Title: Re: Drain Venting
Post by: Lin on October 17, 2010, 09:15:35 AM
Our fixtures were not vented, so aside from slow draining, you could hear the gurgling from one fixture as another one drained.  I decided to try an AAV.  My plan was to pick a spot in the system that would do the job for everything.  If the first one did not work, I would add another and even another if needed.  The first one did work; no slow draining, no gurgling, not empty traps.  Unlike with electricity, where shortcuts may have invisible, dangerous consequences, the obvious performance of the fix is a good enough test.  That said, if I was building new, following the rules would be a good idea.
Title: Re: Drain Venting
Post by: steve wardwell on October 17, 2010, 09:22:06 AM
when dumping we run water so as not to allow the traps to empty ...once  the massive dump is  over,, the traps remain filled and the water will just trickle out the drain we shut off the water flow then close the dumpvalve last..... thus eliminating a odorous affair and a expedited Exodus  by all partys from the offending bus........s.....
Title: Re: Drain Venting
Post by: Jriddle on October 17, 2010, 10:44:50 AM
I installed three 1 1/2 vents.

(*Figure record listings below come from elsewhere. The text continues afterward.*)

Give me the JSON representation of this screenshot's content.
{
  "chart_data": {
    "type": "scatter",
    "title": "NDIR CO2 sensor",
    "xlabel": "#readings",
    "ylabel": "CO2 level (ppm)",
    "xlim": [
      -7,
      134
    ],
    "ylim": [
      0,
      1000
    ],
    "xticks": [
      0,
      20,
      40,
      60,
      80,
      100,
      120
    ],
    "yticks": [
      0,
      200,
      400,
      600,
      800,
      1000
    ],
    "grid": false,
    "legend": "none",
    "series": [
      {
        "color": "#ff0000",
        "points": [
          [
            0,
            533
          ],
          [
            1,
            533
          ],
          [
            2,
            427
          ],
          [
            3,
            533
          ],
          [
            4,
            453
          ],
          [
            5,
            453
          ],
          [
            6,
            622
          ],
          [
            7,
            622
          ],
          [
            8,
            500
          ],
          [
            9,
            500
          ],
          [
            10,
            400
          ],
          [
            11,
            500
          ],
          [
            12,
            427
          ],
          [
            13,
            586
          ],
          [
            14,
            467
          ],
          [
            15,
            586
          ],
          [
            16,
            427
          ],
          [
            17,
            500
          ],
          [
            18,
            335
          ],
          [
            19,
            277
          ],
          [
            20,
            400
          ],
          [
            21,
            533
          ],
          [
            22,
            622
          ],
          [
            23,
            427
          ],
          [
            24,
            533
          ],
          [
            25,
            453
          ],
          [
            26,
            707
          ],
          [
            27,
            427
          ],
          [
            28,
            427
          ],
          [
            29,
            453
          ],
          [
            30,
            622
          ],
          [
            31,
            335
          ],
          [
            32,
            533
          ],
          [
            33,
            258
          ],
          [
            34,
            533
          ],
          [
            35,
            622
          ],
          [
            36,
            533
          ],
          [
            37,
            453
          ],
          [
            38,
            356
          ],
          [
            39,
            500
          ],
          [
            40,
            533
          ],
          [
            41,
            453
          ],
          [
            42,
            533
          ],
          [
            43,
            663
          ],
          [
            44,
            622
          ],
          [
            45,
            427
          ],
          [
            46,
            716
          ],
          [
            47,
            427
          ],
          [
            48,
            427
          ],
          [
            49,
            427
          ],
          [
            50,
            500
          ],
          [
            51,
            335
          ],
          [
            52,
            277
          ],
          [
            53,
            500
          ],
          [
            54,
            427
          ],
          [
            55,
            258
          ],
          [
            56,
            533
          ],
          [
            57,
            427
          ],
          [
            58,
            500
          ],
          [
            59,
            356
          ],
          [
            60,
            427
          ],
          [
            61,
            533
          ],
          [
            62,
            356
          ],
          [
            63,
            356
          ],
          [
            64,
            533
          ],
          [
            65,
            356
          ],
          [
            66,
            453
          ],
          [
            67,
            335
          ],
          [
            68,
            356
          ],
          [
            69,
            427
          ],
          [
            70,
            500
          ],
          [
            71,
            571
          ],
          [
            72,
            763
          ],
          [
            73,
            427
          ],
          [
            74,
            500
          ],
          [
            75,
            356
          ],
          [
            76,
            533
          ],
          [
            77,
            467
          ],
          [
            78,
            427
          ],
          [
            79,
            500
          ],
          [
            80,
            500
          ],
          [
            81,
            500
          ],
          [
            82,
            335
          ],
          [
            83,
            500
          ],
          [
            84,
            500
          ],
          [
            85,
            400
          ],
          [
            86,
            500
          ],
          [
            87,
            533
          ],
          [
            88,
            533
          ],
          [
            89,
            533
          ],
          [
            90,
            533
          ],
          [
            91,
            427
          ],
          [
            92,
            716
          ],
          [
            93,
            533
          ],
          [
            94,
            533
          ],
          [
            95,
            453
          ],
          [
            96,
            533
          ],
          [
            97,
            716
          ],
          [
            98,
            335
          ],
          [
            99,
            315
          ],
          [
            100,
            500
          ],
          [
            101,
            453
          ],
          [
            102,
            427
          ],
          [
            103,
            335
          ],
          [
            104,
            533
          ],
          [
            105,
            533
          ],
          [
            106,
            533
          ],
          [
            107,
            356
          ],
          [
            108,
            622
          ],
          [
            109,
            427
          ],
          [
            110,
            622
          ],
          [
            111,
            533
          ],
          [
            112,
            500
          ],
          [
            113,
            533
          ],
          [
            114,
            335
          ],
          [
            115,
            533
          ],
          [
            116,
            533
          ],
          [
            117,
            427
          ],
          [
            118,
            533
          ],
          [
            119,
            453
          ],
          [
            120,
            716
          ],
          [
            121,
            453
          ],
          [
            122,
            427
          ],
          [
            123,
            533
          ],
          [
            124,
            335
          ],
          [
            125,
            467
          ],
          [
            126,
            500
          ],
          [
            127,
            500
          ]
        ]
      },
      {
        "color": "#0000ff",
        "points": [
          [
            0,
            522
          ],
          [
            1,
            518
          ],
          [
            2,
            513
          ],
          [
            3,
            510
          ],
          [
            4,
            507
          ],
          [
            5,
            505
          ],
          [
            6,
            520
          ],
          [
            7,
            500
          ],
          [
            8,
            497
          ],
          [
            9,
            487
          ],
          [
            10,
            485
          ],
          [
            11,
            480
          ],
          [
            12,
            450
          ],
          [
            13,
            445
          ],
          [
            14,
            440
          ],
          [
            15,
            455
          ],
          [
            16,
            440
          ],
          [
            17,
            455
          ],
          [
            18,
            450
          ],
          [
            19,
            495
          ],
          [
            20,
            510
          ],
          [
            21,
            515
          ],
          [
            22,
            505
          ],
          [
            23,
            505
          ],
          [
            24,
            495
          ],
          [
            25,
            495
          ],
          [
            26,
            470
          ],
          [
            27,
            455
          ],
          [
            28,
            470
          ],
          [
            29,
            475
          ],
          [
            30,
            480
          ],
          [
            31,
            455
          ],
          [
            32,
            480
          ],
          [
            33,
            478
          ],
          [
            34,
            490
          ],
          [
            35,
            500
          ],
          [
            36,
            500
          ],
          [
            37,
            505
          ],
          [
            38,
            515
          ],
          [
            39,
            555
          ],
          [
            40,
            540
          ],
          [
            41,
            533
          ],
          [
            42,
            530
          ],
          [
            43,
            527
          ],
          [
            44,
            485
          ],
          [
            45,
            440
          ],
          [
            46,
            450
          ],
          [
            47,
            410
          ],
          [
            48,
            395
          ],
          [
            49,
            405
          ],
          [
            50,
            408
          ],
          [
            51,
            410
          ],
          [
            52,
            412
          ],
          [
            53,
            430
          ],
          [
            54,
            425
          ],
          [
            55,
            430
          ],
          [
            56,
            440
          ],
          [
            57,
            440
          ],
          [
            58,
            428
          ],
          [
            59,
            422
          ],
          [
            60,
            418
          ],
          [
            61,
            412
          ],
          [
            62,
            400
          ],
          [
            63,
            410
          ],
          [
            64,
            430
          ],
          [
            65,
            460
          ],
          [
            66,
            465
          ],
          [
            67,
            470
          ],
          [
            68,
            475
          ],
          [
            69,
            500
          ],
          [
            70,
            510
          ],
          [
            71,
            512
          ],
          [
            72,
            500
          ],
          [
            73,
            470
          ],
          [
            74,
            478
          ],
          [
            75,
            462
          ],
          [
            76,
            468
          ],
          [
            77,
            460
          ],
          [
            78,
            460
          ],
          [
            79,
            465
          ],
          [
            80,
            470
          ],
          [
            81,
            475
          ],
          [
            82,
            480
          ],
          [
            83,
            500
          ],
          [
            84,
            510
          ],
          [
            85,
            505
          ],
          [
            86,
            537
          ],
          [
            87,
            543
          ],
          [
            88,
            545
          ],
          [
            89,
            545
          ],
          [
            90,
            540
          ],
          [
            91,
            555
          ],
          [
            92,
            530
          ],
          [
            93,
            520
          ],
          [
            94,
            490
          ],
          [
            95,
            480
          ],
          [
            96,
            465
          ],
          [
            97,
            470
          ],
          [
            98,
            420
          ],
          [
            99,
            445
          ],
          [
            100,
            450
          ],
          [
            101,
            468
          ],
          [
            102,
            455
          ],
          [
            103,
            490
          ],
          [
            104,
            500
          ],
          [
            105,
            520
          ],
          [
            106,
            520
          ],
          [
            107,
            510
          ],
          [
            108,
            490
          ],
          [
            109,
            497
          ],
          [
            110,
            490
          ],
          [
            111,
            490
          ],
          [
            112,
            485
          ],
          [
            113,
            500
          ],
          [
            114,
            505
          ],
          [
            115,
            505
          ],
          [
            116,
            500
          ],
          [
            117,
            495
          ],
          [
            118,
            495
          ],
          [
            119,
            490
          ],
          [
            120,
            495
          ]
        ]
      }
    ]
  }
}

One for the kitchen sink , one for the shower and bathroom sink and one to vent the gray/black combo tank. I have not had any problems with smells or traps emptying. I did have to put holes in the roof but having the system work right meant more to me than the looks of my vents on the roof. I installed my tank vent in the down pipe from the toilet. I did this so when we flush the smell would not come into the bus. Seems to work better than I anticipated.

John
Title: Re: Drain Venting
Post by: belfert on October 17, 2010, 02:45:11 PM
I only have one combined tank and just one vent.  I guess you could call it a wet vent as that line is also the drain for the shower.  No issues I am aware of with slow draining.